The government says it will use such user information to grasp people’s movements and behavior; assess the effectiveness of its official requests for citizens to stay home and certain businesses to close; and improve the accuracy of its policy efforts to prevent clusters of infections.

The personal information will be made anonymous and used only as statistical data.

Various businesses are already using location data gathered from smartphones to estimate the size of crowds at shopping areas and major train stations.

This is undoubtedly a useful method of using IT to track infections and alert people who are at risk. But it also entails the risk of privacy violations.

It is essential to ensure that users will fully understand how their personal information will be used for this new purpose.

The government has promised to take steps to safeguard privacy based on the personal information protection law. But a recent series of scandals about sloppy handling of data in both the public and private sectors is a cause for concern. Close monitoring will be required to ensure that there will be no misuse or lapses.

The government is also considering introducing a smartphone application for contact tracing to identify people who have had close contact with infected patients and alert them to their potential exposure to the virus.

The application will be modeled on the one developed and used by Singapore’s government.

Phones installed with the app exchange short-distance wireless signals when their users come close to one another and stay in proximity for a certain period of time and record such encounters for contact tracing.

The government says there will be no legal issue as the app will only be installed with the consent of the user.

But the consent may not prevent all privacy-related problems.

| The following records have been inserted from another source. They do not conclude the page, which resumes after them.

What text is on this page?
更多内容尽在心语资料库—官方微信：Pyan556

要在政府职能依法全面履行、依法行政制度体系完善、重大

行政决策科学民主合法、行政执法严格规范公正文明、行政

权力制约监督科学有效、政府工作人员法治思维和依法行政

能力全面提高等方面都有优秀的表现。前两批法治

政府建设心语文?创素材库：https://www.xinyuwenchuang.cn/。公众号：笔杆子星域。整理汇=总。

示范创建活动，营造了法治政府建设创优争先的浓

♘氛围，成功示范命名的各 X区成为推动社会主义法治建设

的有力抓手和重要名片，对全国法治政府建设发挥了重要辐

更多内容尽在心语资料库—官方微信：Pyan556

There will be no way for users to ascertain how the data will be used. It is vital to introduce a layer of safeguards, including steps to ensure the transparency of the development and operation of the system and the termination of the program as soon as the outbreak is brought under control, along with the elimination of all collected data.

It is also crucial to implement fail-safe measures to prevent leaks of information.

South Korea has also used location data and purchase histories of individuals to track and publish location histories of infected people for its successful efforts to contain infections. But there is no denying that South Korea’s coronavirus alerts have included too much information about infected individuals’ behavior at the cost of privacy.

There is strong public pressure on individuals to accept policy measures designed for public health.

In deciding on and executing such policy measures, however, the government should stick to weighing carefully both the expected benefits and potential negative impacts on people's rights.

If people’s rights for privacy are compromised by desperate efforts to defend society from a virus, that can sow the seeds of serious problems for the future of society.

Such contact-tracing efforts will be futile unless they lead to more testing of high-risk people and better treatment of patients.

That means it is urgently needed to bolster the nation’s capacity to test people for the virus and deal with patients.